Every player has a price, and vulnerability in the transfer market is nothing new. In fact, it has driven the case for change in the Premier League of late; September saw a vote for the window to close before the season starts in England from next year. A bigger club can always pay above the odds and cherry pick the best players, but the least anyone can do is make sure their stars are as happy as possible. Losing a player on a Bosman transfer is the worst crime when it comes to dealing in the market.

Player power is still rife in football

Allowing a player’s contract to run down shows arrogance on the club’s part and brings with it needless, self-inflicted vulnerability. The Bosman ruling, an ability to leave on a free transfer at the end of one’s contract, has given players immense power, but also magnified clubs’ failings.

Arsenal are prime offenders and it is the very basic reason they have struggled for so many years. Robin van Persie, Cesc Fabregas and Samir Nasri would all wax lyrical about Arsene Wenger’s impact on their careers, but they all left after refusing to sign new contracts because the club no longer catered to their needs.

The only option was to sell them and they have all gone on to win titles with Premier League rivals. The worst thing is, the Gunners failed to learn from the past and find themselves in the same situation with both Alexis Sanchez and Mesut Ozil now.

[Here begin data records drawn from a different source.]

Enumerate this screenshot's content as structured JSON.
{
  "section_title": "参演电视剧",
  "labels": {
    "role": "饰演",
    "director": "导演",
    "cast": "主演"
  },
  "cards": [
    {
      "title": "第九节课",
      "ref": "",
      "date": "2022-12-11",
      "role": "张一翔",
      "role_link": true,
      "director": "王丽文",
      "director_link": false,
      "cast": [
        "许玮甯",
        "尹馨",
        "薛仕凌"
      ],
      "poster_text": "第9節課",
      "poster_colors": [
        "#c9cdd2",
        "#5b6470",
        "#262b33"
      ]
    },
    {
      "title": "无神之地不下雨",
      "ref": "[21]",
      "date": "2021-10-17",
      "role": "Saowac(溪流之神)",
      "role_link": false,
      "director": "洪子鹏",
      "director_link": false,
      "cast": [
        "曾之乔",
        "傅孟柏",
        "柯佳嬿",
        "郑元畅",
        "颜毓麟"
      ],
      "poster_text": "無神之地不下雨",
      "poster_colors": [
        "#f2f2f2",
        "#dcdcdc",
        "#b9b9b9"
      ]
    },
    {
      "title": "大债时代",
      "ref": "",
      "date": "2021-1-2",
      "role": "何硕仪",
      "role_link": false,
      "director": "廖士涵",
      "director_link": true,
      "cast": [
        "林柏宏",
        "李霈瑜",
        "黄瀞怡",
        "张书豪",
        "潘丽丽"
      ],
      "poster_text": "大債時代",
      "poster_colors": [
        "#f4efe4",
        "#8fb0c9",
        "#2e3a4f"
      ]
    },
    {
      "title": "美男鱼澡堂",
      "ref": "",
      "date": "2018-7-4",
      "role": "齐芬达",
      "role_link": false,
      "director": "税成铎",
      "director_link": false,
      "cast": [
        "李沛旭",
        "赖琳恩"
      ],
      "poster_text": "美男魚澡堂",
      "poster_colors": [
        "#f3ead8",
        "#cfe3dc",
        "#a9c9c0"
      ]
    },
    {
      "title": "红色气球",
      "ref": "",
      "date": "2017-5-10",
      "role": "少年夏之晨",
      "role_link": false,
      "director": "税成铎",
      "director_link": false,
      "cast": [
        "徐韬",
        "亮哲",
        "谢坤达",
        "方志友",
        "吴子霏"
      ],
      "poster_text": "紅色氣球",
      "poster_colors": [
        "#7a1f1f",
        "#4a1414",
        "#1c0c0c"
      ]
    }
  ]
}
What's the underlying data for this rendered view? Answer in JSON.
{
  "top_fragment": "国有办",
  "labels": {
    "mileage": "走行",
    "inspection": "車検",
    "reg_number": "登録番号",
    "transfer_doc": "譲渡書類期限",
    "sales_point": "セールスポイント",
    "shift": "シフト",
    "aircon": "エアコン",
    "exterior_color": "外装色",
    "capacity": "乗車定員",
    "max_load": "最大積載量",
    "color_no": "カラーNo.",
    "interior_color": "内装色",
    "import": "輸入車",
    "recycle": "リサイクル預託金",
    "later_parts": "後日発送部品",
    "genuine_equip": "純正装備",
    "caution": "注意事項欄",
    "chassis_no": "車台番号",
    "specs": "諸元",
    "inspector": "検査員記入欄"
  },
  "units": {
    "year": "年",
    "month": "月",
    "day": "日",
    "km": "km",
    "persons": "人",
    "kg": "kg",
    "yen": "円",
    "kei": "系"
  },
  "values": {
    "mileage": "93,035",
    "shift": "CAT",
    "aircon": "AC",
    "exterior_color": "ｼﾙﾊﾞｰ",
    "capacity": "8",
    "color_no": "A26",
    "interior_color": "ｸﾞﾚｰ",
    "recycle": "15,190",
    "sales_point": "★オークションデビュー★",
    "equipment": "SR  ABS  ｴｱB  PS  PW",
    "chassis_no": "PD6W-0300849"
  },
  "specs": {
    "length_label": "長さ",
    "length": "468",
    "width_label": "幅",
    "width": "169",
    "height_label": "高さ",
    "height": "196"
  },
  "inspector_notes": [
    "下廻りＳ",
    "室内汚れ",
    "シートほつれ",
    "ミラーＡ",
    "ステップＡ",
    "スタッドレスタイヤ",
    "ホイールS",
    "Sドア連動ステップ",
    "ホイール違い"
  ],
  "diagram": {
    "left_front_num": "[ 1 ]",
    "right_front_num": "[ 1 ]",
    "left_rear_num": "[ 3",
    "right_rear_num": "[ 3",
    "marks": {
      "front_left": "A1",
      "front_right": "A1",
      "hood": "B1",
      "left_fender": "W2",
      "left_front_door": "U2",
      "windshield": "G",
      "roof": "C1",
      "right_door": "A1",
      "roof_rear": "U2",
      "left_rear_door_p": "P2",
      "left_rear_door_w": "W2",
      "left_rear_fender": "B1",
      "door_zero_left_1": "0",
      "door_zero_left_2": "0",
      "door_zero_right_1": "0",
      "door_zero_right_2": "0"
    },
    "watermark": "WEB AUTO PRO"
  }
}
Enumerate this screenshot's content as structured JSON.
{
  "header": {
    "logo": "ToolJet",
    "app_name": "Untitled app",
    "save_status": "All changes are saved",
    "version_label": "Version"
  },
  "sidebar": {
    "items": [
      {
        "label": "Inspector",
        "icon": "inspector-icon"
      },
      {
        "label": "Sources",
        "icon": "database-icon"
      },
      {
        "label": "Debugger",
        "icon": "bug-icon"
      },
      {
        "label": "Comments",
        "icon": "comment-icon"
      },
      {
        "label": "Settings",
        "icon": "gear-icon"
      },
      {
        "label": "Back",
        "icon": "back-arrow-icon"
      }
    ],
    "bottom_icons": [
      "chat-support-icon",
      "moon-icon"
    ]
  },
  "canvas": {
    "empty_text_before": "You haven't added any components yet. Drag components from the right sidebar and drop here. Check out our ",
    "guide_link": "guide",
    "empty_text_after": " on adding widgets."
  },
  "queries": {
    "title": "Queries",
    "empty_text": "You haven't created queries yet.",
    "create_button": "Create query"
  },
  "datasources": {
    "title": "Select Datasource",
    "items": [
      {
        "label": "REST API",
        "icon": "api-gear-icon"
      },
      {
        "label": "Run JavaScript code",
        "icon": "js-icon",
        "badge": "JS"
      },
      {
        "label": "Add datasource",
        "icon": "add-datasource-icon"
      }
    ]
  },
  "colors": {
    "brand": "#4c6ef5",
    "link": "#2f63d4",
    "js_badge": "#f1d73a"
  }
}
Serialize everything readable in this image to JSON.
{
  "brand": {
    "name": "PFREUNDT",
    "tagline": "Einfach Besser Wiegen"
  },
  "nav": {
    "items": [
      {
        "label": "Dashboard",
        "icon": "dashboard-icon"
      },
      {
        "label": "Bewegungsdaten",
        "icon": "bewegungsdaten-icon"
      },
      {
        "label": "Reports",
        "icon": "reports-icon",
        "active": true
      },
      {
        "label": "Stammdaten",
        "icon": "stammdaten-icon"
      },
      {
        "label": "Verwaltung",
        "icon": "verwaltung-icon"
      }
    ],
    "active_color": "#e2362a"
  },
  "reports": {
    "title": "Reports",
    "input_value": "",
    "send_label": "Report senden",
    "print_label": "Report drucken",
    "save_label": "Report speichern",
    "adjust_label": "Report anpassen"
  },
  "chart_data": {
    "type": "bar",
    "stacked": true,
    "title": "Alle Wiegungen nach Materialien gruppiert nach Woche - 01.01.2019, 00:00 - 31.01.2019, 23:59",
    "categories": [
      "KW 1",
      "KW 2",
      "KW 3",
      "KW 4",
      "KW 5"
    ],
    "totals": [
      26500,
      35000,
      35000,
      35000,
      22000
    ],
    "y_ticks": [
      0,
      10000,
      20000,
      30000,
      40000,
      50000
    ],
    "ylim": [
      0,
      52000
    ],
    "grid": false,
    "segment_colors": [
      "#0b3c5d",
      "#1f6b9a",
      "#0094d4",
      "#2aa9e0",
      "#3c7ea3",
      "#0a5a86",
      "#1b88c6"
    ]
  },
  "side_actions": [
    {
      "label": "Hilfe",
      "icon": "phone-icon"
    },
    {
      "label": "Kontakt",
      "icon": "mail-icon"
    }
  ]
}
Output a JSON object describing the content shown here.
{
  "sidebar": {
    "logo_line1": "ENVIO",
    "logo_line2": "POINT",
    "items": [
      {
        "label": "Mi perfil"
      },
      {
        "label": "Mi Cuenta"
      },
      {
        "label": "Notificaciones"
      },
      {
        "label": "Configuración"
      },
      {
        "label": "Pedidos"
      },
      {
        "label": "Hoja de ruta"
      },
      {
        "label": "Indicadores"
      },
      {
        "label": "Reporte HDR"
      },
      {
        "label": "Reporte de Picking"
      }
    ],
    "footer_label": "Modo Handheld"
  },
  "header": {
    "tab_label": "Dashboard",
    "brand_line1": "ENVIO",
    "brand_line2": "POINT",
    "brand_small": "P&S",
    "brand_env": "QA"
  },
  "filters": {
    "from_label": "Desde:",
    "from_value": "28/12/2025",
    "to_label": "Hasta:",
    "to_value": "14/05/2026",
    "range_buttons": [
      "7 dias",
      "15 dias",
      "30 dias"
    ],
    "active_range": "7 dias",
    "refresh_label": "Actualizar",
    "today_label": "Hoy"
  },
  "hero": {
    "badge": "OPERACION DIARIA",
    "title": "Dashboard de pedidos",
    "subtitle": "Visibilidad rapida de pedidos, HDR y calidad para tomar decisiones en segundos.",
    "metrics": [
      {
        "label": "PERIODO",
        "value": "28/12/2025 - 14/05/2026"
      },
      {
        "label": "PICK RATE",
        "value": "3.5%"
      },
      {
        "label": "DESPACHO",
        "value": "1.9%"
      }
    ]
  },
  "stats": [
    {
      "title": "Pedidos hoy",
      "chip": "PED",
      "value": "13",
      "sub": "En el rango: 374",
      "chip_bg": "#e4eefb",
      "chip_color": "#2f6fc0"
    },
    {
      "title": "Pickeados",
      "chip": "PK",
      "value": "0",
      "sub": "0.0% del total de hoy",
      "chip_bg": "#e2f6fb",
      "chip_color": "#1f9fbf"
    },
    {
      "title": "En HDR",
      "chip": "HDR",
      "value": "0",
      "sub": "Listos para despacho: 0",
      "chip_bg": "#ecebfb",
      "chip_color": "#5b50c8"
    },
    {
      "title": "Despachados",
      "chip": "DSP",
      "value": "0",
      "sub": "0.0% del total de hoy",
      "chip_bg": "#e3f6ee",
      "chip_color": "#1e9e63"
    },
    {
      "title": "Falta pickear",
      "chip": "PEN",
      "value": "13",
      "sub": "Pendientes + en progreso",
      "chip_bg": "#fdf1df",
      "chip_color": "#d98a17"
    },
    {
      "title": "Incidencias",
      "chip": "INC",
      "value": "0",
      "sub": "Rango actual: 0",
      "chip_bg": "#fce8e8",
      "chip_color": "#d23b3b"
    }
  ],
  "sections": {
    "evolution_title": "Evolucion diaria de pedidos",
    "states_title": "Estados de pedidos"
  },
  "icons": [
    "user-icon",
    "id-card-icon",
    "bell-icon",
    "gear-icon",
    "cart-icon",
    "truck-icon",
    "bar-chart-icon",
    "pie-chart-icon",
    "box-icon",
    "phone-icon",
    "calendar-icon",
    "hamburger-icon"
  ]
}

The list of players who can become free agents next summer is stunning; it even includes Lionel Messi at Barcelona. Another part of the rule means players can agree pre-contracts with new clubs from January, so time is really running out. Liverpool are a club whom many a pundit have backed for success under Jurgen Klopp, who has gradually improved matters at Anfield since arriving two years ago, but they are on the precipice of repeating many of the same mistakes which have held Arsenal back for years.

One of them is possibly letting arguably their best midfielder, Emre Can, slip through their fingers. Just like with Wenger and van Persie or Fabregas, the Germany international’s development is mainly down to Klopp’s coaching, but with months remaining on his current contract, that won’t stop him walking away if Manchester City or Juventus come calling.

Klopp must learn from Wenger’s mistakes

External factors could stop Liverpool fulfilling their potential under Klopp, namely the financial power of the two Manchester clubs, but the Reds are not helping their own cause in a similar fashion to Arsenal. When Jose Mourinho called Wenger a ‘specialist’ in failure, he wasn’t completely wrong. Ignoring clear issues with his squad and a refusal to tailor his tactics for specific situations have contributed to no Premier League titles in 13 years, leading to players wanting to leave or run down their contracts.

Liverpool’s frailties in defence, their negligence in not fixing them or even Klopp’s apparent refusal to acknowledge them could all contribute to Can’s exit. It is not unfair to say he will have better offers on the table come the winter; Pep Guadiola is a known admirer and his blend of tactical positioning, passing range and energy is perfect for the project underway about 30 miles down the M62.

Like Roberto Firmino, Can was signed by Brendan Rodgers but has found his true calling with his countryman, Klopp. The 23-year-old has morphed from a cultured number ten who arrived from Bayer Leverkusen into the perfect holding midfielder for a high pressure, high energy style of football. Klopp’s reign has been one of evolution rather than revolution, and players like Can are the reason the team is now built in his image. Until defensive issues are solved and Liverpool convince everyone, including their own players, of their credentials on the big stage, they will suffer the same fate as Arsenal.

Writing on the wall with Can?

Can may still sign a new contract; Sanchez and Ozil may at the Emirates Stadium, too. The problem is much deeper than just losing the player, though; it is that they allowed themselves to surrender the power in the situation. He is able to make demands because he has leverage over Liverpool, something he wouldn’t have if they had found a conclusion to negotiations much sooner.

It may now be that the best they can hope for is selling him in a cut-price deal in January to earn something for their role in his rise to becoming a possible starter for the defending champions at next summer’s World Cup.

If he refused to re-sign last year, then the writing was already on the wall. Can has never stated his unhappiness at Anfield, but neither has he openly said he wants to stay. The cards are stacked in his favour; at the very least he is going to get a shiny new and improved contract and an important role in a team which still has a huge amount of potential, or he could go on and take a risk but join a club already in a position to win trophies.

Jurgen Klopp’s reign has come under scrutiny for some time now, but the former Borussia Dortmund boss does still have the tools to bring success to Merseyside. The same cannot be said for Arsene Wenger at Arsenal; change has been needed at the Emirates Stadium for a while now. But if Klopp and Liverpool can heed the warnings of his mistakes, they can still have a happy marriage with or without Emre Can.